Les deux études mentionnées ci-dessus font entrevoir le rôle important de la récupération des mots cibles effectuée durant l’apprentissage du vocabulaire en L2. En nous appuyant sur leurs résultats, nous nous interrogeons sur la pertinence de procurer, au cours de l’apprentissage du vocabulaire en L2, une tâche de récupération des mots cibles à partir d’autres mots qui leur sont associés. Comme dans l’étude de Slamecka et Graf (1978), que nous avons présentée précédemment, les participants anglophones étaient encouragés à récupérer les mots cibles en anglais (L1), évidemment dans le but de les mémoriser, à l’aide des mots stimuli qui leur étaient associés. Cependant, nous sommes conscients que la récupération effectuée à l’aide des associations lexicales afin d’apprendre les mots cibles en L2 est une branche inexplorée dans le domaine de l’apprentissage du vocabulaire en L2. Quant aux études de Nakagawa (2008) et Kasahara (2010 ; 2011), que nous avons mentionnées plus haut, les participants ont certes récupéré les mots cibles en L2, mais dans la phase de la mesure.

1.2.4 Conclusion

En fin de compte, les études portant sur la récupération nous permettent de constater que l’association lexicale est applicable à l’apprentissage du vocabulaire en L2. Cependant, le nombre d’études examinant son efficacité pour favoriser la rétention et l’apprentissage du vocabulaire en L2 est très limité.
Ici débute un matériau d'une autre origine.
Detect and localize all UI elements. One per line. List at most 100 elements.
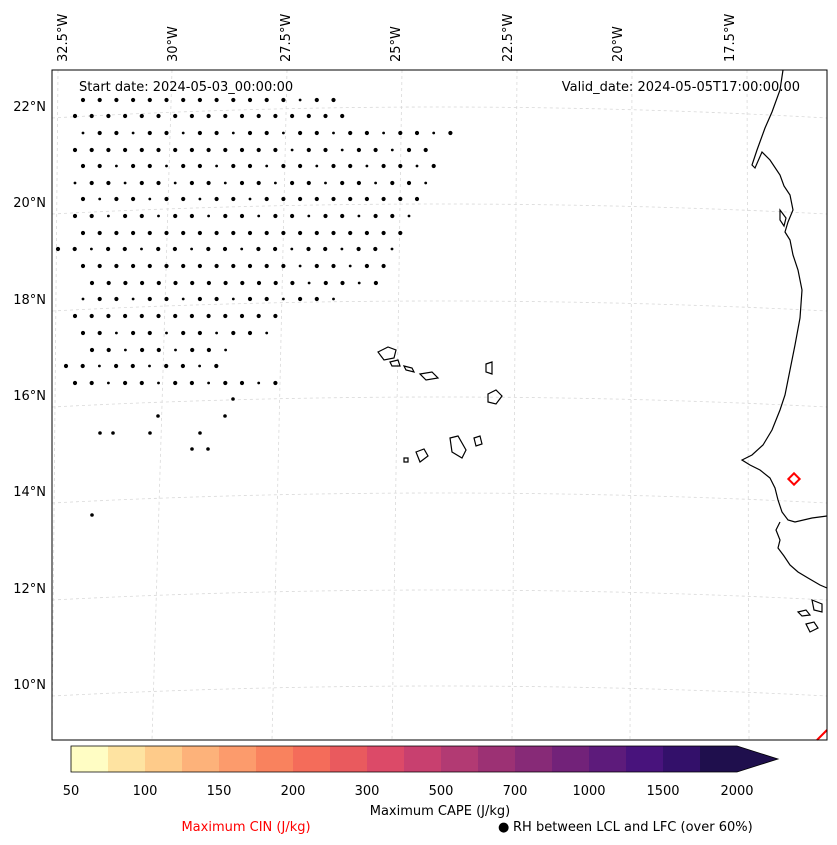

Notamment, à notre connaissance, aucune recherche n’a abordé une analyse comparative entre deux types d’associations lexicales, syntagmatique et paradigmatique, au niveau de leur effet sur l’apprentissage du vocabulaire en L2. De plus, les participants de Nakagawa (2008) ainsi que de Kasahara (2010 ; 2011) n’ont pas été conditionnés à récupérer les mots cibles au cours de l’apprentissage.

Par ailleurs, les résultats découlant des recherches se penchant sur l’association lexicale ne semblent pas encore concluants pour savoir quel type de réseau lexical, syntagmatique ou paradigmatique, les apprenants adultes constituent vers le début de l’apprentissage d’une L2. Si les apprenants aux premières étapes ont tendance à constituer le réseau lexical de façon syntagmatique comme l’avance Kadota (2003), l’apprentissage axé sur l’association syntagmatique semblerait plus efficace que celui qui le serait sur l’association paradigmatique. Cependant, comme le constate Ellis (1997), l’acquisition lexicale chez les apprenants adultes en L2 repose sur les réseaux conceptuels et sémantiques déjà développés en L1. Ces propos nous conduisent à croire que le rôle de l’association paradigmatique est aussi significatif dans le processus d’acquisition. Mener une étude afin de déterminer quel type d’association soutient le mieux la récupération et donc l’apprentissage permettrait de faire la lumière sur le rôle des associations lexicales dans le développement du réseau lexical en L2 chez les apprenants se situant aux premières étapes de l’apprentissage en L2.